J52 Tue 07-Nov-17 20:17:10

Mine was very sweet and gentle, his family were everything to him.
MIL was very domineering, but reading their letters ( after they had both died) he obviously thought the world of her.
He referred to her as ‘Lamb’.

cornergran Tue 07-Nov-17 19:57:23

I never met my father in law, he died before I met Mr C. I often wonder about his influence. He had held some radical and forward thinking views. I suspect he would have been challenging.

kittylester Tue 07-Nov-17 19:50:07

Mine was what would be called a gentleman. I suspect Mil was very domineering and determined but, by the time I met them. Mil had had a stroke and FIL had taken early retirement from his position as a company secretary to care for her.

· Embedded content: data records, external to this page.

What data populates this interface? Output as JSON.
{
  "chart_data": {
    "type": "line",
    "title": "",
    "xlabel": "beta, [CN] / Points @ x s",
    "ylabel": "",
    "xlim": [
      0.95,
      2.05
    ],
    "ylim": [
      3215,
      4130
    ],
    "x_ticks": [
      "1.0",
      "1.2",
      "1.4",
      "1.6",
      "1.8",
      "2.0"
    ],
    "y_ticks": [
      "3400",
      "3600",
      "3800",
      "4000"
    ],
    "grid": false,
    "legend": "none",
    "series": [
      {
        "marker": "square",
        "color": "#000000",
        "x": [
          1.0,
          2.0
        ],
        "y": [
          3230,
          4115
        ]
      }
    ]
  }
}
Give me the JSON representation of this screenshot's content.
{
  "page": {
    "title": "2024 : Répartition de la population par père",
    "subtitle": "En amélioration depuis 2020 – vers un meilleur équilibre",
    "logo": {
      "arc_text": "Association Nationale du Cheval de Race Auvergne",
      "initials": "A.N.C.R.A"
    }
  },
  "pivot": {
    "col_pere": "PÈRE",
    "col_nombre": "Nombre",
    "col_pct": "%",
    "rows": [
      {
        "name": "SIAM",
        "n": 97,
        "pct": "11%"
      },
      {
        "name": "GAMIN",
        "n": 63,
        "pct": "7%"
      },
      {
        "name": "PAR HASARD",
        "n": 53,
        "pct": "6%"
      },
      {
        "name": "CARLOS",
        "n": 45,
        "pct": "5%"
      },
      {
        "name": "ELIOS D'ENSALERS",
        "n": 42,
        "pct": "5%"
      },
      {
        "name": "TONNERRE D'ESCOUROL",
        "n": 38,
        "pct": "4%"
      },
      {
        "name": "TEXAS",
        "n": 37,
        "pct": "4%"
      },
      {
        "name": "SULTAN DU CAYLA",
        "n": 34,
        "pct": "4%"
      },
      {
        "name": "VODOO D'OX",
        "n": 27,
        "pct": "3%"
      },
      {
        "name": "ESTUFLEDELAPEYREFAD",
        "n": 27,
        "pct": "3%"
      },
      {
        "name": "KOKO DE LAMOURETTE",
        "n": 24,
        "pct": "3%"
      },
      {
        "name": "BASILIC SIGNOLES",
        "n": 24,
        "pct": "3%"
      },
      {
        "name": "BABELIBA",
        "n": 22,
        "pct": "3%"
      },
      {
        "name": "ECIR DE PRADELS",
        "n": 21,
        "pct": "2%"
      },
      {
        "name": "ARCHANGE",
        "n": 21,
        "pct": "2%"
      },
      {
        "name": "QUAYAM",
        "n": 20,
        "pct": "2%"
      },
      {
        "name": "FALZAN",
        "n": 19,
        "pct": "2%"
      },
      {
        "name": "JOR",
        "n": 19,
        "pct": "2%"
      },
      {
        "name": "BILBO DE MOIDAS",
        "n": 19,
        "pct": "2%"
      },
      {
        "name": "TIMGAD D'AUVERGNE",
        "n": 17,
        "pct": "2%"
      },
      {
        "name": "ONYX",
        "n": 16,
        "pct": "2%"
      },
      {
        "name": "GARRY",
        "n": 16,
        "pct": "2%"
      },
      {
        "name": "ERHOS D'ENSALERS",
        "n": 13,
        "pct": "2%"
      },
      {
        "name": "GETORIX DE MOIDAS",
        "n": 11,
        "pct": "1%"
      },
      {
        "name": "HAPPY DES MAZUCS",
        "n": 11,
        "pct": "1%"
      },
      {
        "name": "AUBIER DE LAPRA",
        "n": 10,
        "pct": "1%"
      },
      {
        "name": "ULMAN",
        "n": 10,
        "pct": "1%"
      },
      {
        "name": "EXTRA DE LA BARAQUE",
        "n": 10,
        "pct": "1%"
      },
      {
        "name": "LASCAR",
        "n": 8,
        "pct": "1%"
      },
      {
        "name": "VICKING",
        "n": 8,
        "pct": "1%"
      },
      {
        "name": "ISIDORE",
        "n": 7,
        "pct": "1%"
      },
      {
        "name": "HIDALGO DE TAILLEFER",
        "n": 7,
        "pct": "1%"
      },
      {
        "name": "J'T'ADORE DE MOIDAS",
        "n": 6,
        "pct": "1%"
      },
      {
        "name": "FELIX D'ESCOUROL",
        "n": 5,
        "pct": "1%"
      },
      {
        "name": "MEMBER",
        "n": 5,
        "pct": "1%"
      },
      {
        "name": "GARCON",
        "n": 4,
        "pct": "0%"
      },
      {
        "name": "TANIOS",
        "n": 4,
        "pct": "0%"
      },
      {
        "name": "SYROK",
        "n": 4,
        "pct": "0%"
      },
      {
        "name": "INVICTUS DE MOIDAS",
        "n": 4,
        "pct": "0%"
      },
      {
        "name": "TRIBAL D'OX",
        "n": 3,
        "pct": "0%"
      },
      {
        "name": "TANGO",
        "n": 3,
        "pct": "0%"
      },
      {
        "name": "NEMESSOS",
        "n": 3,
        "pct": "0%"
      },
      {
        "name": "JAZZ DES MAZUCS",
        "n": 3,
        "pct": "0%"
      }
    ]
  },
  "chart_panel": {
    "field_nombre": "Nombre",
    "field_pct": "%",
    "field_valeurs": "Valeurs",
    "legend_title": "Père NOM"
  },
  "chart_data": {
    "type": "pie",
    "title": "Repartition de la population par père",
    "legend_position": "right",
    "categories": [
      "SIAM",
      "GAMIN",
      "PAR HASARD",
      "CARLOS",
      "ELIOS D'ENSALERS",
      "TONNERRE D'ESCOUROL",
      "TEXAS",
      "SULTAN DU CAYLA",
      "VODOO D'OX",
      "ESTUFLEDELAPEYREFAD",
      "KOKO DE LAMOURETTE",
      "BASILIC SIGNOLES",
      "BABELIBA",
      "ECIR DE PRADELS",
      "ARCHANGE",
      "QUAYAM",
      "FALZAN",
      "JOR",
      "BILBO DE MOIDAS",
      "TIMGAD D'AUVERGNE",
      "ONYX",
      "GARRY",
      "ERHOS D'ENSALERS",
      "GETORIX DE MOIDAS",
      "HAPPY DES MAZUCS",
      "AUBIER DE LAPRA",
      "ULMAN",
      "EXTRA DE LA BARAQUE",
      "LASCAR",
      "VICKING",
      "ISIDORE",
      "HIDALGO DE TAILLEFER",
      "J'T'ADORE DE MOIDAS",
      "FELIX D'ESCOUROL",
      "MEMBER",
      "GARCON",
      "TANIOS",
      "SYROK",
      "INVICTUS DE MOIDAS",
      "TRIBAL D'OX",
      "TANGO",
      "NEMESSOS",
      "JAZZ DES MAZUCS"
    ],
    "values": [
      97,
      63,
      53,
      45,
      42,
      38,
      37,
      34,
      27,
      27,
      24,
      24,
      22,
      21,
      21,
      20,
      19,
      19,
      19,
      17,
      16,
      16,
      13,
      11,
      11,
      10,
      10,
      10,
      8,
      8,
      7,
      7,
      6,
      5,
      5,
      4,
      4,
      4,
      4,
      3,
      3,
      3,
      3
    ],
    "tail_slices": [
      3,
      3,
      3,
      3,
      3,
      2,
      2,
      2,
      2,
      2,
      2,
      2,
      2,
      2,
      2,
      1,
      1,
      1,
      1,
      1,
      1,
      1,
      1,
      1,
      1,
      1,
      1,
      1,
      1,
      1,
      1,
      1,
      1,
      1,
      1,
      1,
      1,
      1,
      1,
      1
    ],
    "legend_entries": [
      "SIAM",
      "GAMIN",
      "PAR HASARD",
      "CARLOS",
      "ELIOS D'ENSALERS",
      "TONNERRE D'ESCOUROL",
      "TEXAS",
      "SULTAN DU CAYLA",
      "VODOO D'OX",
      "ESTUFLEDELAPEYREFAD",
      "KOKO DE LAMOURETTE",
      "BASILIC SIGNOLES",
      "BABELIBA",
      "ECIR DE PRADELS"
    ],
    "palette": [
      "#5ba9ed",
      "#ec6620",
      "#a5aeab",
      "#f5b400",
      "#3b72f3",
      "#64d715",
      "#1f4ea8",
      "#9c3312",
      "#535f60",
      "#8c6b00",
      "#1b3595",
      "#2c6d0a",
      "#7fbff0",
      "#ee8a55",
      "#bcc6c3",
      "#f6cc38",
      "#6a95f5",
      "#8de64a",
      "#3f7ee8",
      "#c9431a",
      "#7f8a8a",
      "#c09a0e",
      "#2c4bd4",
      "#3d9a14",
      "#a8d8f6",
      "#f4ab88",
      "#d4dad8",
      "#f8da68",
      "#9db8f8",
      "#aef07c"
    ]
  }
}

She was a really bossy woman but he loved her till the end and I think that dh takes after him.

grannyactivist Tue 07-Nov-17 19:38:58

We often get threads about Mothers-in-law, but not so much is heard about fathers-in-law. How do/did you get on with yours?
Mine is a very, very special man with a brilliant mind and enough compassion to circle the moon. He was recently given a very prestigious award for what was described as his 'pioneering' work on behalf of carers. He has been a wonderful, if at times exasperating, husband to his wife of fifty seven years and has been both a father and a very dear friend to me. I love him to bits and am very proud of his achievements, which he is very modest about, but his influence is of national importance.